Government's own adviser on fuel poverty says chancellor's attack on Energy Company Obligation is 'completely inequitable'
George Osborne delivers his speech to the
Conservative party conference in Manchester last month. Photograph: Oli
Scarff/Getty Images
George Osborne's
plan to cut financial support for energy
efficiency in poorer households is an "unforgivable" attack, according to
the government's own adviser on fuel poverty.
With a political
row raging over soaring energy bills, inflamed further by an 8% rise from
the "big six" energy company SSE on
Thursday, Osborne and No 10 sources have repeatedly
indicated that the Energy Company
Obligation (ECO) is being targeted for cuts
or delays to reduce the government levies imposed on consumer energy bills.
But Derek Lickorish, chair
of the government's Fuel
Poverty Advisory Group, said: "It is completely inequitable to attack the
only measure that is doing something for the fuel poor in England. It is
unforgivable when we have energy prices that are going only in one
direction."
On Friday the business secretary, Vince Cable, said it would be "short-sighted and foolish" to ditch green levies that make up just under 10% of the average bill.
"The rise in energy prices is due to a whole variety of things, by far the most important of which is what's happening in world energy markets," he told BBC Radio 4's Today programme.
"We've had over a period of years very rapidly rising demand in Asia, particularly in China. We've had restrictions on supply from countries like Iran. A combination of these things has pushed up oil and gas prices and that is what has fed through to consumers."

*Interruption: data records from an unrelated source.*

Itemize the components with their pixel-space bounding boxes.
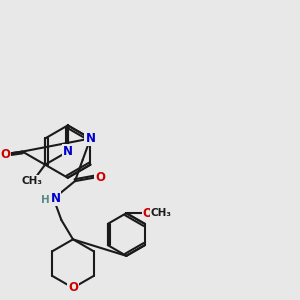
Text: CH₃: CH₃: [151, 208, 172, 218]
Text: H: H: [41, 195, 50, 205]
Text: N: N: [63, 145, 73, 158]
Text: O: O: [143, 207, 153, 220]
Text: N: N: [85, 132, 95, 145]
Text: CH₃: CH₃: [22, 176, 43, 186]
Text: N: N: [50, 192, 61, 205]
Text: O: O: [68, 281, 78, 294]
Text: O: O: [95, 171, 105, 184]
Text: O: O: [0, 148, 10, 160]
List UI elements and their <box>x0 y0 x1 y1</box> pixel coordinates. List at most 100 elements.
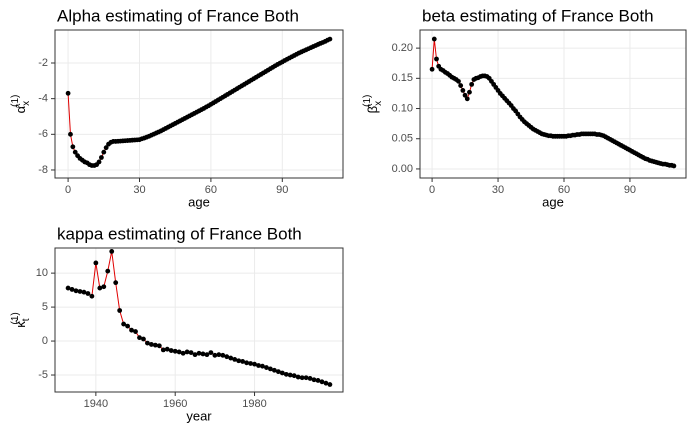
y-axis-sub: t <box>21 318 32 321</box>
x-tick-label: 90 <box>624 184 636 196</box>
data-point <box>311 377 317 383</box>
x-tick-label: 30 <box>133 184 145 196</box>
data-point <box>164 346 170 352</box>
data-point <box>327 36 333 42</box>
plot-border <box>54 29 344 179</box>
y-axis-sub: x <box>21 101 32 106</box>
data-point <box>72 149 78 155</box>
data-point <box>137 335 142 341</box>
data-point <box>125 323 130 329</box>
data-point <box>224 354 230 360</box>
y-axis-symbol: α̂ <box>13 103 28 114</box>
y-tick-label: -5 <box>38 369 48 381</box>
y-axis-symbol: κ̂ <box>13 318 28 328</box>
data-point <box>105 268 111 274</box>
data-point <box>264 365 269 370</box>
y-axis-title: β̂x(1) <box>362 95 384 114</box>
data-point <box>145 340 150 346</box>
data-point <box>303 375 309 381</box>
data-point <box>323 380 329 386</box>
x-tick-label: 0 <box>65 184 71 196</box>
y-axis-sup: (1) <box>10 312 21 324</box>
data-point <box>287 372 293 378</box>
data-point <box>307 376 313 381</box>
y-tick-label: 0.10 <box>392 102 413 114</box>
y-tick-label: -8 <box>38 164 48 176</box>
x-tick-label: 1940 <box>84 398 108 410</box>
data-point <box>156 343 162 349</box>
data-point <box>256 363 261 368</box>
data-point <box>275 369 281 375</box>
y-axis-title: α̂x(1) <box>10 95 32 114</box>
data-point <box>99 155 104 160</box>
data-point <box>469 81 475 87</box>
data-point <box>96 159 102 165</box>
panel: 0 30 60 90 -8 -6 -4 -2 Alpha estimating of Franc… <box>10 6 344 209</box>
data-point <box>192 352 198 358</box>
data-point <box>467 89 472 95</box>
data-point <box>228 355 234 361</box>
plot-border <box>419 29 687 179</box>
y-tick-label: 0.05 <box>392 133 413 145</box>
data-point <box>260 363 265 369</box>
data-point <box>65 90 71 96</box>
plot-background <box>55 248 343 392</box>
data-point <box>117 308 123 313</box>
data-point <box>133 329 138 334</box>
data-point <box>152 342 158 348</box>
y-tick-label: 0 <box>42 335 48 347</box>
data-point <box>248 361 253 366</box>
data-point <box>81 289 87 295</box>
data-point <box>113 280 119 286</box>
data-point <box>188 350 194 356</box>
data-point <box>240 359 246 364</box>
x-tick-label: 1980 <box>242 398 266 410</box>
data-point <box>103 145 109 151</box>
data-point <box>299 375 305 381</box>
y-axis-sup: (1) <box>362 95 373 107</box>
data-point <box>271 367 277 373</box>
data-point <box>268 366 273 372</box>
data-point <box>172 348 178 354</box>
data-point <box>232 356 238 362</box>
data-point <box>429 66 435 72</box>
plot-background <box>420 30 686 178</box>
data-point <box>176 349 182 355</box>
data-point <box>216 352 222 358</box>
data-point <box>283 371 289 377</box>
chart-title: Alpha estimating of France Both <box>57 6 299 25</box>
panel: 0 30 60 90 0.00 0.05 0.10 0.15 0.20 beta estimati… <box>362 6 687 209</box>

His comments followed a suggestion from the CEO of SSE, Alistair Phillips-Davies, that his company's 8.2% price hike announced on Thursday was "helpful" to focus the nation's spending priorities.
Phillips-Davies told
the Daily Telegraph: "A price rise is never a good thing to do, but if it
focuses everyone on to a debate about what we as a nation should be spending
money on, then in one way it will be helpful.
"We need to think about what people really want to pay for; maybe it's time
to retreat from decarbonisation and focus more on the cost of living. I think we
have to have a debate about it. "Do we want to be replacing one bit of [energy] generation that we can keep going for a bit longer with a new bit of generation that's going to cost more?"
According to the Department of Energy and Climate Change, the ECO costs billpayers £1.3bn a year and makes up 4% – or £47 – of an average annual energy bill.
The Lib Dem energy
secretary, Ed Davey, launched a pre-emptive
strike against cuts to the ECO on Tuesday by writing to energy companies,
most of whom oppose the ECO scheme, demanding greater transparency over how much
the policy actually costs them to implement.
A Lib Dem source said the
party would try to block Conservative cuts to the ECO: "The scheme is about
improving the energy efficiency of the homes of poorer people and pensioners. If
anyone is saying let's rip up ECO and stop thousand and thousands of homes
getting energy efficiency measures … it's not happening." Conservative sources
declined to comment. The coalition partners are also in dispute over the subsidies
given to renewable energy.
Lickorish, who worked in
the energy industry
for more than 40 years including a period at energy giant EDF, said: "It's
devastating how much energy prices have outstripped incomes. Fuel poverty has
increased and it is well known that this is a contributory factor to the UK's
unenviable record of winter deaths. We fully expect those deaths to have risen
when the new figures are announced in November."
On Thursday, SSE stated:
"This year's ECO costs per customer will be over 5% higher than those of the
similar government-imposed schemes last year". The company said the "cost of
delivering ECO is expected to continue to increase as the scheme goes on". In a
letter
to party leaders on 1 October, SSE's Phillips-Davies proposed shifting the
current £110 of annual green and social policy costs from customer bills into
general taxation, "shifting the cost away from those [in fuel poverty] who can't
afford to pay and on to those who can."
The National Insulation Association (NIA) warned on Thursday that the government's energy efficiency measures were "currently not delivering as expected by government with cavity wall installations 65% down and solid wall insulation over 70% down". In contrast to energy companies' call for a delay on meeting ECO targets, the NIA urged acceleration of ECO delivery.